Taxation, Public Borrowing And Economic Development: A Metropolitan Area Analysis

Main Article Content

George Palumbo
Craig Rogers

Keywords

metropolitan economic development, tax policy, regional growth, private purpose public debt

Abstract

Despite a substantial body of evidence to the contrary, state and local fiscal policy variables loom to many political leaders as important determinants of economic growth.  Using instrumental variables regression analysis reveals that prior population growth has a strong and significant influence on subsequent job growth.  Differential factor costs, such as earnings per worker and electricity costs, have a statistically significant effect on employment growth.
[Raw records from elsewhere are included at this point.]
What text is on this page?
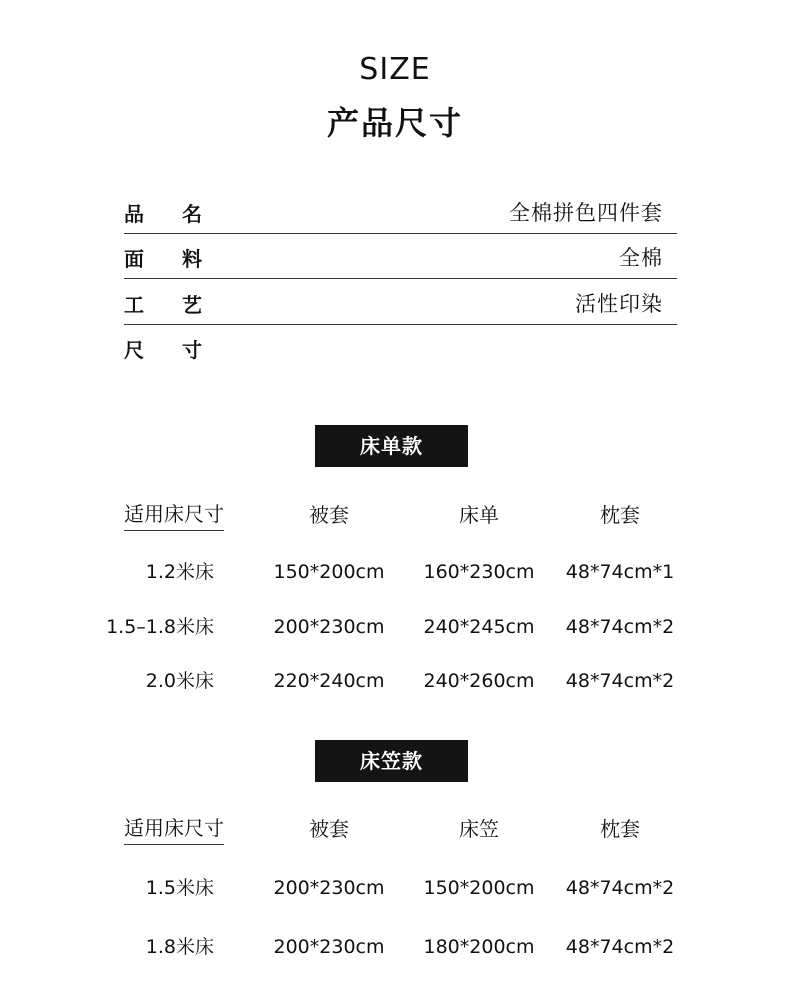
SIZE
产品尺寸
品名	全棉拼色四件套
面料	全棉
工艺	活性印染
尺寸
床单款
适用床尺寸	被套	床单	枕套
1.2米床	150*200cm	160*230cm	48*74cm*1
1.5–1.8米床	200*230cm	240*245cm	48*74cm*2
2.0米床	220*240cm	240*260cm	48*74cm*2
床笠款
适用床尺寸	被套	床笠	枕套
1.5米床	200*230cm	150*200cm	48*74cm*2
1.8米床	200*230cm	180*200cm	48*74cm*2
The results for total employment growth and for manufacturing employment growth suggest that factor costs are more important statistically for growth in the 1980s than they were during the 1970s.   The degree of labor unionization has had mixed effects on economic growth.  Fiscal variables, however, are not generally statistically significant except for the limited effects of per capita state non-property taxes on the change of total employment. There is no demonstrable long term effect of public expenditures on growth patterns over the 20 year period analyzed.  Finally, per capita private purpose public bonds do not influence employment growth.  The results reveal that, if anything, metropolitan areas with declining employment are more likely to use economic development bonds in unsuccessful attempts to stem employment decline.